When Mother's Day Is Painful


Mother's Day is a worthy holiday, a chance to celebrate the women who have loved us and nurtured us. A day to show extra appreciation for the women who are our mother's - whether through birth, adoption, marriage or fostering. But it can also be a painful day to face for many people - the person who is desperately missing their mother who is no longer with them, the woman who has faced the death of her child, or the couple who are battling infertility.

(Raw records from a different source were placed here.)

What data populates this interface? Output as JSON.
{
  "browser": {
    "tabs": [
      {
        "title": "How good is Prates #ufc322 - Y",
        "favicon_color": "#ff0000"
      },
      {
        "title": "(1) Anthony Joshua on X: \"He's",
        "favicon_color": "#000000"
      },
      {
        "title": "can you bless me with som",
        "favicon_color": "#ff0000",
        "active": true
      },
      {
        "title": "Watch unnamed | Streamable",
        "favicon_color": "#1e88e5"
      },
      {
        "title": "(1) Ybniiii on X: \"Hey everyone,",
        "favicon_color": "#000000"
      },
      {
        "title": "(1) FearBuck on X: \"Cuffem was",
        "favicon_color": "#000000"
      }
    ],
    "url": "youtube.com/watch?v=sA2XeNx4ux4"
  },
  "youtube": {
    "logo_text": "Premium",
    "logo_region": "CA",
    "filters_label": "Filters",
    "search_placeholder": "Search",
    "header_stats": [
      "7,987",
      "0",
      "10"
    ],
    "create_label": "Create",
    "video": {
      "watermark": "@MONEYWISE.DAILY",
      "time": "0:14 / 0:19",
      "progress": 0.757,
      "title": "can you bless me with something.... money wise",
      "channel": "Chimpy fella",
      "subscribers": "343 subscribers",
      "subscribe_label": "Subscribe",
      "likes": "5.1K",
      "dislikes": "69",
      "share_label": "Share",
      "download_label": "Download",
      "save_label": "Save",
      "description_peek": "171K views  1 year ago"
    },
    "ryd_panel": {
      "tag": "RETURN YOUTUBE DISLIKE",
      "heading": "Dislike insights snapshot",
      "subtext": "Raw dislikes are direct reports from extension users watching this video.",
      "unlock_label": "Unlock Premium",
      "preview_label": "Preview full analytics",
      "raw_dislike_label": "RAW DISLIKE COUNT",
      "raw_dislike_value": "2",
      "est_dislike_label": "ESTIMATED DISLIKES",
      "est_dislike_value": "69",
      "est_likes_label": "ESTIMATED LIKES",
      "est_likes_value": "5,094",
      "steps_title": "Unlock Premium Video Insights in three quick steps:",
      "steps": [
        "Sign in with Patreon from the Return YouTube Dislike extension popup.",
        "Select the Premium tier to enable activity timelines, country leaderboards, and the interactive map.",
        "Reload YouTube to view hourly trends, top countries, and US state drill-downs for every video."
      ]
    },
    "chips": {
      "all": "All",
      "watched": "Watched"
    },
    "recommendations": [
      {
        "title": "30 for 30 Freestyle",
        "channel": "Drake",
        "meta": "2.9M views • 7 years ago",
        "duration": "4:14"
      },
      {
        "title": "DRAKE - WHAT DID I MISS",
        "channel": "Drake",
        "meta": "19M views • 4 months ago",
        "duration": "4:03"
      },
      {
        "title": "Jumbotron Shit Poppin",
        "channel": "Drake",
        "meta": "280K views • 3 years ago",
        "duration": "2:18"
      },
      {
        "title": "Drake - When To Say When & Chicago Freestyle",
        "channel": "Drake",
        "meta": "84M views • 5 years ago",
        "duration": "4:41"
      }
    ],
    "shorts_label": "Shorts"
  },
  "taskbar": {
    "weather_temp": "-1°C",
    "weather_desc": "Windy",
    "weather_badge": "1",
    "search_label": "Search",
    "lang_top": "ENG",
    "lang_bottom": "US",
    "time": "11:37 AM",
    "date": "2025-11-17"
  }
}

On my very first Mother's Day, I did not have my children with me. I had birthed them and watched them be buried just four months previously. It was a torturous day, a painful reminder that I was a mother with no living children, but I so hoped for recognition and affirmation of my identity as a mother from other people. If you know someone who has lost a child, please reach out to them on Mother's Day and acknowledge this day as belonging to them, too. 

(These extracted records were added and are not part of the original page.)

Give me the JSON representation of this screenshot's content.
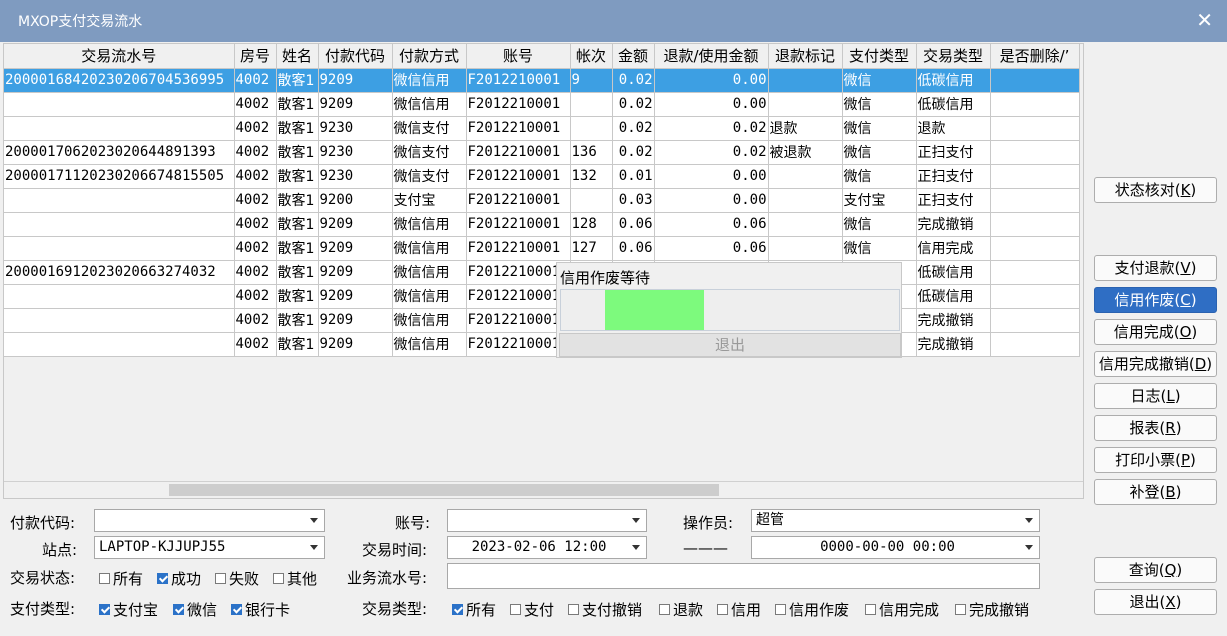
{
  "window": {
    "title": "MXOP支付交易流水",
    "close_glyph": "✕"
  },
  "grid": {
    "columns": [
      "交易流水号",
      "房号",
      "姓名",
      "付款代码",
      "付款方式",
      "账号",
      "帐次",
      "金额",
      "退款/使用金额",
      "退款标记",
      "支付类型",
      "交易类型",
      "是否删除/’"
    ],
    "rows": [
      [
        "20000168420230206704536995",
        "4002",
        "散客1",
        "9209",
        "微信信用",
        "F2012210001",
        "9",
        "0.02",
        "0.00",
        "",
        "微信",
        "低碳信用",
        ""
      ],
      [
        "",
        "4002",
        "散客1",
        "9209",
        "微信信用",
        "F2012210001",
        "",
        "0.02",
        "0.00",
        "",
        "微信",
        "低碳信用",
        ""
      ],
      [
        "",
        "4002",
        "散客1",
        "9230",
        "微信支付",
        "F2012210001",
        "",
        "0.02",
        "0.02",
        "退款",
        "微信",
        "退款",
        ""
      ],
      [
        "2000017062023020644891393",
        "4002",
        "散客1",
        "9230",
        "微信支付",
        "F2012210001",
        "136",
        "0.02",
        "0.02",
        "被退款",
        "微信",
        "正扫支付",
        ""
      ],
      [
        "20000171120230206674815505",
        "4002",
        "散客1",
        "9230",
        "微信支付",
        "F2012210001",
        "132",
        "0.01",
        "0.00",
        "",
        "微信",
        "正扫支付",
        ""
      ],
      [
        "",
        "4002",
        "散客1",
        "9200",
        "支付宝",
        "F2012210001",
        "",
        "0.03",
        "0.00",
        "",
        "支付宝",
        "正扫支付",
        ""
      ],
      [
        "",
        "4002",
        "散客1",
        "9209",
        "微信信用",
        "F2012210001",
        "128",
        "0.06",
        "0.06",
        "",
        "微信",
        "完成撤销",
        ""
      ],
      [
        "",
        "4002",
        "散客1",
        "9209",
        "微信信用",
        "F2012210001",
        "127",
        "0.06",
        "0.06",
        "",
        "微信",
        "信用完成",
        ""
      ],
      [
        "2000016912023020663274032",
        "4002",
        "散客1",
        "9209",
        "微信信用",
        "F2012210001",
        "",
        "",
        "",
        "",
        "",
        "低碳信用",
        ""
      ],
      [
        "",
        "4002",
        "散客1",
        "9209",
        "微信信用",
        "F2012210001",
        "",
        "",
        "",
        "",
        "",
        "低碳信用",
        ""
      ],
      [
        "",
        "4002",
        "散客1",
        "9209",
        "微信信用",
        "F2012210001",
        "",
        "",
        "",
        "",
        "",
        "完成撤销",
        ""
      ],
      [
        "",
        "4002",
        "散客1",
        "9209",
        "微信信用",
        "F2012210001",
        "",
        "",
        "",
        "",
        "",
        "完成撤销",
        ""
      ]
    ]
  },
  "popup": {
    "title": "信用作废等待",
    "exit_label": "退出",
    "progress_fraction": 0.29
  },
  "actions": [
    {
      "label": "状态核对",
      "key": "K",
      "active": false
    },
    {
      "label": "支付退款",
      "key": "V",
      "active": false
    },
    {
      "label": "信用作废",
      "key": "C",
      "active": true
    },
    {
      "label": "信用完成",
      "key": "O",
      "active": false
    },
    {
      "label": "信用完成撤销",
      "key": "D",
      "active": false
    },
    {
      "label": "日志",
      "key": "L",
      "active": false
    },
    {
      "label": "报表",
      "key": "R",
      "active": false
    },
    {
      "label": "打印小票",
      "key": "P",
      "active": false
    },
    {
      "label": "补登",
      "key": "B",
      "active": false
    },
    {
      "label": "查询",
      "key": "Q",
      "active": false
    },
    {
      "label": "退出",
      "key": "X",
      "active": false
    }
  ],
  "filters": {
    "pay_code_label": "付款代码:",
    "pay_code_value": "",
    "account_label": "账号:",
    "account_value": "",
    "operator_label": "操作员:",
    "operator_value": "超管",
    "site_label": "站点:",
    "site_value": "LAPTOP-KJJUPJ55",
    "time_label": "交易时间:",
    "time_value": "2023-02-06 12:00",
    "range_separator": "———",
    "time_end_value": "0000-00-00 00:00",
    "status_label": "交易状态:",
    "status_options": [
      {
        "label": "所有",
        "checked": false
      },
      {
        "label": "成功",
        "checked": true
      },
      {
        "label": "失败",
        "checked": false
      },
      {
        "label": "其他",
        "checked": false
      }
    ],
    "serial_label": "业务流水号:",
    "serial_value": "",
    "paytype_label": "支付类型:",
    "paytype_options": [
      {
        "label": "支付宝",
        "checked": true
      },
      {
        "label": "微信",
        "checked": true
      },
      {
        "label": "银行卡",
        "checked": true
      }
    ],
    "txtype_label": "交易类型:",
    "txtype_options": [
      {
        "label": "所有",
        "checked": true
      },
      {
        "label": "支付",
        "checked": false
      },
      {
        "label": "支付撤销",
        "checked": false
      },
      {
        "label": "退款",
        "checked": false
      },
      {
        "label": "信用",
        "checked": false
      },
      {
        "label": "信用作废",
        "checked": false
      },
      {
        "label": "信用完成",
        "checked": false
      },
      {
        "label": "完成撤销",
        "checked": false
      }
    ]
  },
  "colors": {
    "titlebar": "#7f9bc0",
    "selected_row": "#3d9fe3",
    "active_button": "#2f6ec4",
    "progress_fill": "#7dfa7d"
  }
}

I remember shortly after William and Noah's birth, when Matt and I had to complete a myriad of paperwork in the blur of tears and sleep deprivation, I had to sign something, and right underneath lay the words, 'relationship to the deceased.' 

'The deceased,' - what a desolate way to describe my baby, my darling son. And I paused for a moment and wondered to myself if I could write down 'mother.' In the fog of grief, I was questioning whether I could claim that word as my own when I had no baby to nurture and protect. The doctor who was helping us, the kind and gentle woman who held my hand and showed us so much tenderness in those hours afterwards, she answered my question without me having to ask it.

She softly took the pen from my hand and wrote the word I'd be longing to hear, longing to see.

She wrote the word 'Mother.'

Wishing a peaceful Mother's Day to all those who find it difficult.